9 in 10 ICS pros losing sleep over cyberattack shutdowns

The damage posed by industrial cyberattacks can be disastrous, yet many organizations aren’t prepared
9 October 2019

Automatic filling machine pours water into plastic PET bottles. Source: Shutterstock

When Industrial Control Systems (ICS) go down, depending on the organization and industry, the impact can pose a severe hit on production schedules, the environment, city services— you name it; results could likely be varying degrees of catastrophic. 

It’s no surprise then, that a survey of 263 ICS professionals by cybersecurity firm Tripwire found that more than nine in 10 (93 percent) were concerned about operations being struck down by cyberattacks. 

Respondents came from organizations operating in energy, manufacturing, chemical, dam, nuclear, water, food, automotive and transportation. These sectors have all become digitalized and “connected”, with IIoT enhancing and bringing efficiencies to control and analytics, but those advances at the same time widen the attack surface. 
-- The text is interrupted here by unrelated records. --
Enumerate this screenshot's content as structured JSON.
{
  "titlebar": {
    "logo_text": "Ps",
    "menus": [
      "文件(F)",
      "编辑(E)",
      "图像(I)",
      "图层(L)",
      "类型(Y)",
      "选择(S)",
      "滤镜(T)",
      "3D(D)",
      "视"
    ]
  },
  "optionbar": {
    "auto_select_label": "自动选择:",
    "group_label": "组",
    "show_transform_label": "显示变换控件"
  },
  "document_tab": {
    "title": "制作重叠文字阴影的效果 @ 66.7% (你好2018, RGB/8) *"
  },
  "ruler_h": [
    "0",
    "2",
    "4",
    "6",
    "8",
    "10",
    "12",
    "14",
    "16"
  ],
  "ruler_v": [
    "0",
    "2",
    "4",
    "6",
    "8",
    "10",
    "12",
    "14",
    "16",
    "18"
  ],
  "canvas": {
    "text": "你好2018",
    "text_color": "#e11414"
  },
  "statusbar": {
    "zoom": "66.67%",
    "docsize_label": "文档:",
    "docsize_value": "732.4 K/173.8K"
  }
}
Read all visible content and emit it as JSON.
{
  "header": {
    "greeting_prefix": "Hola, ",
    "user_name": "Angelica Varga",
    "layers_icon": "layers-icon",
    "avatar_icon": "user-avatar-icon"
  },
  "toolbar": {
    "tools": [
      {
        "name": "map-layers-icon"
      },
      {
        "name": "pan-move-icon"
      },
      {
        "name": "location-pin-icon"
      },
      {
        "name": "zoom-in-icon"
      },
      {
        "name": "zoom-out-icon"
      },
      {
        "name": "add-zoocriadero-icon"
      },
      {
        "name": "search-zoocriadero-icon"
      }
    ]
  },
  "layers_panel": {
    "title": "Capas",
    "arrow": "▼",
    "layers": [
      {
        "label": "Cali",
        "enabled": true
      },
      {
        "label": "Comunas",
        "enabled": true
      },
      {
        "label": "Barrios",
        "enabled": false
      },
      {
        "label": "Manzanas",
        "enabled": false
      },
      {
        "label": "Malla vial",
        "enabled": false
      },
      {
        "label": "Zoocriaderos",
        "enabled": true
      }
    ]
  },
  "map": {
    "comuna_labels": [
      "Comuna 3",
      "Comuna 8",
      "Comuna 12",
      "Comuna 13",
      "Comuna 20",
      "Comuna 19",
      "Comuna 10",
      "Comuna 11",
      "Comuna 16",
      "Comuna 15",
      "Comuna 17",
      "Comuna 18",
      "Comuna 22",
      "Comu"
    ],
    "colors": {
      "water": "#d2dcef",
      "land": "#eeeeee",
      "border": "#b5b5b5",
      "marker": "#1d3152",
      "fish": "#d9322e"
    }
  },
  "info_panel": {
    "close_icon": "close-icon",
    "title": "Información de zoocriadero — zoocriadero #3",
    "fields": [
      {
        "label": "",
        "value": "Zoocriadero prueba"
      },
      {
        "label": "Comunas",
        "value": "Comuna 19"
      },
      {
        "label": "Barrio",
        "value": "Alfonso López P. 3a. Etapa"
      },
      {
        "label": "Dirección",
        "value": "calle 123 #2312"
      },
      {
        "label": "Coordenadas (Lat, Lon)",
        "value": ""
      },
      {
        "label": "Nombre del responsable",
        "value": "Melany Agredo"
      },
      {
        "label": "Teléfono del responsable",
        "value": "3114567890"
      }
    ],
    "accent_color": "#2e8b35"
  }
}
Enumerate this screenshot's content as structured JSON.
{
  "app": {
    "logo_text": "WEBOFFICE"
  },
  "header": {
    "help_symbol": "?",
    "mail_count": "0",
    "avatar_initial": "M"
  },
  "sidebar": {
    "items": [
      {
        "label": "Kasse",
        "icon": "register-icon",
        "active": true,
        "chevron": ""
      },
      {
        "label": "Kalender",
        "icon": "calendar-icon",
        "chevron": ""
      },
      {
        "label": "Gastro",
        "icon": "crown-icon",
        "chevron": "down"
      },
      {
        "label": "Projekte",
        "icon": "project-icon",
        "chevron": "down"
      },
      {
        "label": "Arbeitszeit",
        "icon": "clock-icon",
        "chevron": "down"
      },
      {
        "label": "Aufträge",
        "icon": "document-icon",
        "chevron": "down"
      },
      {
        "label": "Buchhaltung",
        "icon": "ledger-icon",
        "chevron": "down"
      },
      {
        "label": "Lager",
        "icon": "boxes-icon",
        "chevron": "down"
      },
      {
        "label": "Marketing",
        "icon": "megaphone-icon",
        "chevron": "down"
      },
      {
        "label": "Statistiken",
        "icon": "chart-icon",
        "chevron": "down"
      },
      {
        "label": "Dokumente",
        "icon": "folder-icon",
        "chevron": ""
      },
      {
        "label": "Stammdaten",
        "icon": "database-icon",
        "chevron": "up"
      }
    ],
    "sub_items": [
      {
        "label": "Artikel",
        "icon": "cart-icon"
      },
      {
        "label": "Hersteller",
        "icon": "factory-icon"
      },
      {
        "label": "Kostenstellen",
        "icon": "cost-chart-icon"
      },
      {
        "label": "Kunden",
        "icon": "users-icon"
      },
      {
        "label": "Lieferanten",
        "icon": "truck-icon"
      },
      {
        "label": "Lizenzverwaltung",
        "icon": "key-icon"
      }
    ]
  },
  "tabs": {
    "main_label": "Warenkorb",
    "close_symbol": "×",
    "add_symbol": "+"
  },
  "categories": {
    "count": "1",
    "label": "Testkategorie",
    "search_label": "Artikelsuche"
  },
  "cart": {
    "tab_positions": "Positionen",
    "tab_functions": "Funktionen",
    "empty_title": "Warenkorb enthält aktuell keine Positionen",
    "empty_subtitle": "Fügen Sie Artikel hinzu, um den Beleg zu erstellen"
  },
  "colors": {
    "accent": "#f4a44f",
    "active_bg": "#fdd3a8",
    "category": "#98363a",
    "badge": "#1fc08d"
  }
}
Kristen Poulos, Vice President and General Manager of Industrial Cybersecurity at Tripwire said, “In these environments, where virtual and physical converge, cyber events can interfere with an operator’s ability to view, monitor or control their processes. 

“Investing in industrial cybersecurity should be a priority in protecting operations from disruption.”

More than three-quarters (77 percent) of those asked said their companies had indeed made cybersecurity investments over the past two years, but 50 percent still feel that current investments are not enough. The majority of the latter (68 percent), said it would take a “significant attack” for their organization to invest more. 

The chances of detecting a cyberattack, and recovery, is bleak, meanwhile, with only 52 percent of organizations tracking more than 70 percent of their assets in an inventory. 

Almost one third (31 percent) don’t have a baseline or normal behavior for their operational technology (OT) devices and networks, and 39 percent do not have a centralized log management solution for their OT devices.

A worrying track record

There has been no shortage of stark examples of the dangers of OT systems coming under attack.

Earlier this year, Norwegian aluminum manufacturer Hydro suffered a ransomware attack that left its operations across the world at a standstill— 22,000 computers were hit across 170 sites across 40 countries worldwide. The firm’s refusal to pay ransom meant recovery costs have been estimated at around $US50 million but could be a lot more.

As far back as 2015, meanwhile, a hack of Ukraine’s power grid caused a blackout affecting 200,000 people, while Kaspersky Labs estimates that over 40 percent of ICS computers on its watch had been attacked by malicious malware at least once in the first half of 2018.

Aware of the destruction cyberattacks inflict on operations, the majority of organizations are reported to have up to 50 cybersecurity tools operating at the same time, contributing to US$70 billion in the cybersecurity market this year alone.

While high investments are being made into cybersecurity, statistics show a minority of organizations are confident in the abilities of their security system. It could be time for organizations to review their plans and goals of establishing a flexible and resilient cybersecurity system.

With new cybersecurity threats developing at pace, cyber threats will only grow more prominent and sophisticated, and organizations need to employ effective approaches to face this challenge.